Several songs sing to me. But there are only a couple that my heart knows best. Great is Thy Faithfulness, Be Thou My Vision and Come, Thou Fount of Every Blessing are my big-three. Come, Thou Fount's history is strong and true. This song always lifts my spirits (especially when sung with others); it brings my soul reassurance. This hymn most certainly has old words. More often than not these old words bump and bang around into my theology. But this song has grown up with me. It has pushed me through and led me on. It has been a gift my whole life and I keep it close. One thing I know is that I will surely need it again.
As we journey through Lent, it’s important to keep our songs close, and bring them out all along the way. Some parts of the journey call for proclamation. Some parts call on our affirmations. Some parts of the journey call for contemplation and quiet. All through this year (even before the start of Lent) I have needed these songs of faith. These days are tender-lovin’ days. Every day it seems, something happens that speaks to hardship and suffering. Most every day, it seems we can hear the Earth groaning. Every day it seems, we need to bring our own light to what seems to be human-made darkness. Every day it seems, I fear of growing too weary to go on. And so, we sing.

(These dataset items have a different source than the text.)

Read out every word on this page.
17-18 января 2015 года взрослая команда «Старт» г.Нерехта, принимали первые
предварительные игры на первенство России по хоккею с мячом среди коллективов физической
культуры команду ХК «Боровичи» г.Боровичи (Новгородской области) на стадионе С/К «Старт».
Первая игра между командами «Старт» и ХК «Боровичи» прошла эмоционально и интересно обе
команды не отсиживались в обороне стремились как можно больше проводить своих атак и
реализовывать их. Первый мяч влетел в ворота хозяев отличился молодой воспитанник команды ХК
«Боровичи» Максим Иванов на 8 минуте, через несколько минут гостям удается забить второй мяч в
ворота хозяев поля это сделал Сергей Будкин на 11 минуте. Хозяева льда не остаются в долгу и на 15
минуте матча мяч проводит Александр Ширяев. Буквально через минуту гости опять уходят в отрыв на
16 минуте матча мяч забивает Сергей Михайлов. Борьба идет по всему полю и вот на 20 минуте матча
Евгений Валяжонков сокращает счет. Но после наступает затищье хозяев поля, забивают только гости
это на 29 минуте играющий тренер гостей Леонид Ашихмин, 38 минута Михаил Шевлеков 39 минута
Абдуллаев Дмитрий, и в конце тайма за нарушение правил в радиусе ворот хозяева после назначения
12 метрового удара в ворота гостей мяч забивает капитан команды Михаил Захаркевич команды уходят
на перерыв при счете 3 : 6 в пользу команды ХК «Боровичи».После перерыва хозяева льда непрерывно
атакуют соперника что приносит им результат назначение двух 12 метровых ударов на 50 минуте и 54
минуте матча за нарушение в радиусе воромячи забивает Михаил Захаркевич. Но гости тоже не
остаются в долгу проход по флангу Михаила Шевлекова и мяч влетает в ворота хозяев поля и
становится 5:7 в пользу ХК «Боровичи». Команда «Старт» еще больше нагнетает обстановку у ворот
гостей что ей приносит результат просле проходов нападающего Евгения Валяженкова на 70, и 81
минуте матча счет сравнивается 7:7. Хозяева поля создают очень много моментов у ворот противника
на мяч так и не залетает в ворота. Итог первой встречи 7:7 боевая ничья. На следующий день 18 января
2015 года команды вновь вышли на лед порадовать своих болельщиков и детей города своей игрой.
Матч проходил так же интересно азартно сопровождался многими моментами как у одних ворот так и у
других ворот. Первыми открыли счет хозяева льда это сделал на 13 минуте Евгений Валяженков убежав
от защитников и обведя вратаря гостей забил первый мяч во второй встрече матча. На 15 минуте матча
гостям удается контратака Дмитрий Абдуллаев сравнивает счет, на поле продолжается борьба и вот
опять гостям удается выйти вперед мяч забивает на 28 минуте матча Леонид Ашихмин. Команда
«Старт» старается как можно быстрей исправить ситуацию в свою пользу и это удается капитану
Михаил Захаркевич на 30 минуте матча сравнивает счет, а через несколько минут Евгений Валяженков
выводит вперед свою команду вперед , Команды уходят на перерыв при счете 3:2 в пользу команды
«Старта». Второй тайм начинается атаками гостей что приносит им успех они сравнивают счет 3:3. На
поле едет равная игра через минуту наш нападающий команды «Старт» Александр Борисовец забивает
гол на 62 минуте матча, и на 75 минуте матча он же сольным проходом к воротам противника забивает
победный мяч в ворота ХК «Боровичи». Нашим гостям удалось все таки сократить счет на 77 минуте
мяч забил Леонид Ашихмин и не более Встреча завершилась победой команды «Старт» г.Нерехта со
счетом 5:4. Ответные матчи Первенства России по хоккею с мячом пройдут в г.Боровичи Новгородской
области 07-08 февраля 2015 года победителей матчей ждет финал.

This song asks for a “tuning of the heart.” That feels like exactly what is needed. It’s not that we can’t sing, it’s just that the tune feels a little bit off key. Here in the song’s very first words there is an ancient knowing of how easy it is to drift and lose our way. “Tune my heart to sing Thy grace.” These words call on acts of lovingkindness that always hold us. These words hold to our knowing of something bigger in the greater Story than just what we are currently experiencing. Such a tender/clear request, “tune my heart to sing Thy grace.” It’s not asking for things to be fixed. Not asking for the mountain before us to be flattened. It is asking that our hearts be brought in tune with the ever-faithful melody.
“Prone to wander, Lord I feel it.” How true are these words. I remember singing these words in the MYF high school choir. I remember singing it in the midnight communion services at the when I was in college. I remember singing it when I was working with folks who were dying of AIDS. I remember singing it at the early service at Central UCC. It has been sung at loved ones’ baptisms and funerals. It continues to journey with me as I make my way into this waking-up Spring.
I wonder about a time when these words of a person's faith and a certain melody were first brought together in the mid-1700's. It's a gift that continues to lift me up and bring me home centuries later. There is a marveling that I have treasured memories of hearing each of my grandmothers sing this hymn - one in a Methodist Church in Illinois, the other (sung an octave lower) in a Congregational Church in Connecticut. There is with deep, deep gratitude that I have heard our boys sing it as well. Over the years, singing with loved ones, I have heard this song sung out-of-tune to my ear. But that tuning has never stopped us from singing. Tuning our hearts speaks to this song's message, and to this pilgrim's prayer.